Medical Device Hacking Worldwide: Part 2
Did you read my last post with the positive story of how people are community-hacking their medical devices to improve their quality of life? While writing my last post, I also became aware of serious security concerns. This post will focus on the challenges related to great health innovations and disruptions and will cover security concerns about wearable health devices in general.
As IoT moves closer and closer to the end user (with new devices potentially keeping a person alive), this also opens the door to serious security concerns.
Most Dangerous Hacked Health Solutions
In the hospital, a lot of devices are connected patients, which enables doctors and nurses to monitor their status. Next to hospital devices, we’re facing more and more wearables and implanted devices sending and receiving information. Here’s a list of the top connected health solutions that could have a fatal outcome if hacked.
- Hospital networks
- Surgical robots
- Insulin pumps
- Drug infusion pumps
- Heart rate monitors
- Post-operative monitoring systems
Real-Life Examples of Compromised Medical Devices
To show you this isn’t a theoretical concern, here are a few real-life examples of how some of the above-mentioned devices were compromised:
- Jay Radcliffe, a security researcher and Type 1 Diabetic, discovered several vulnerabilities on devices exploitable to give lethal doses of insulin remotely.
- At Black Hat and DefCon, researchers showed how they can hack pacemakers, insulin pumps, and patients’ vital signs in real-time.
- The University of Alabama compromised a pacemaker in iStan—a robot used to make medical students practice various procedures.
- In 2017 WannaCry ransomware spread across the world and a couple of medical devices have been proved to be infected.
The volume of data is increasing rapidly, and there’s a big focus on privacy from companies and governments everywhere. Security considerations, therefore, become much more important when the devices concerned are recording sensitive health information.
On top of fatal security concerns, there are also concerns about the increasing amount of data being produced from IoT devices surrounding people’s health. This data could be produced be via your smartwatch, mobile phone, CGM devices, insulin pumps, hearing aids, and so on.

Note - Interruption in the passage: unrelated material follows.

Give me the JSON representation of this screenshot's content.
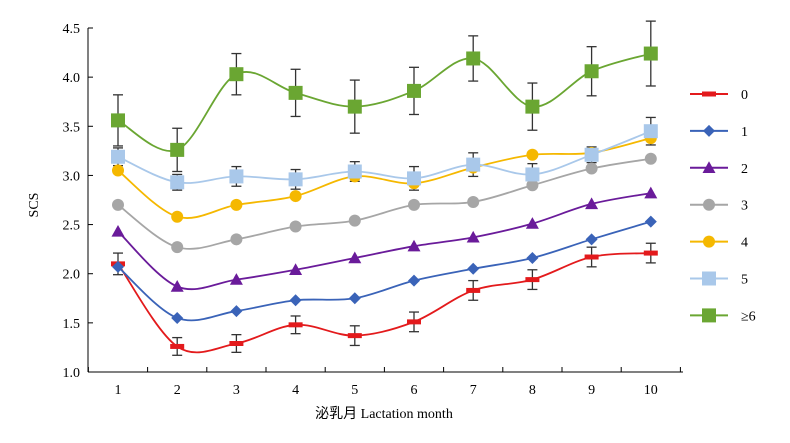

The privacy risks from unauthorized access to data could also give you key information about location, physical activity, vital signs, or habits that could be misused. The collection of this data may lead to the risks of higher insurance rates for the patient along with the unknown serious consequences of data from health devices combined with other data sets. This information could, for example, be matched with lifestyle and health information, or medical records, negatively impacting people’s ability to seek affordable health care.
Sensitive personal information could be shared publicly to ruin someone’s reputation.
No Need for Stephen King as Real Life Surpasses Fiction
The innovations made in technology and medical devices improve the lives of millions of people worldwide. This blog post began with a statement that, as we are moving closer to the edge of the network and to the end user, we need to secure our devices even more. One thing is what evil minds can do to get their hands on your money, another thing is to exploit wireless, implanted, and maybe biomedical devices to control people’s health, life, or death. The examples of devices mentioned above were created to save and improve lives, and as we innovate and disrupt, we need to have an even higher focus on security.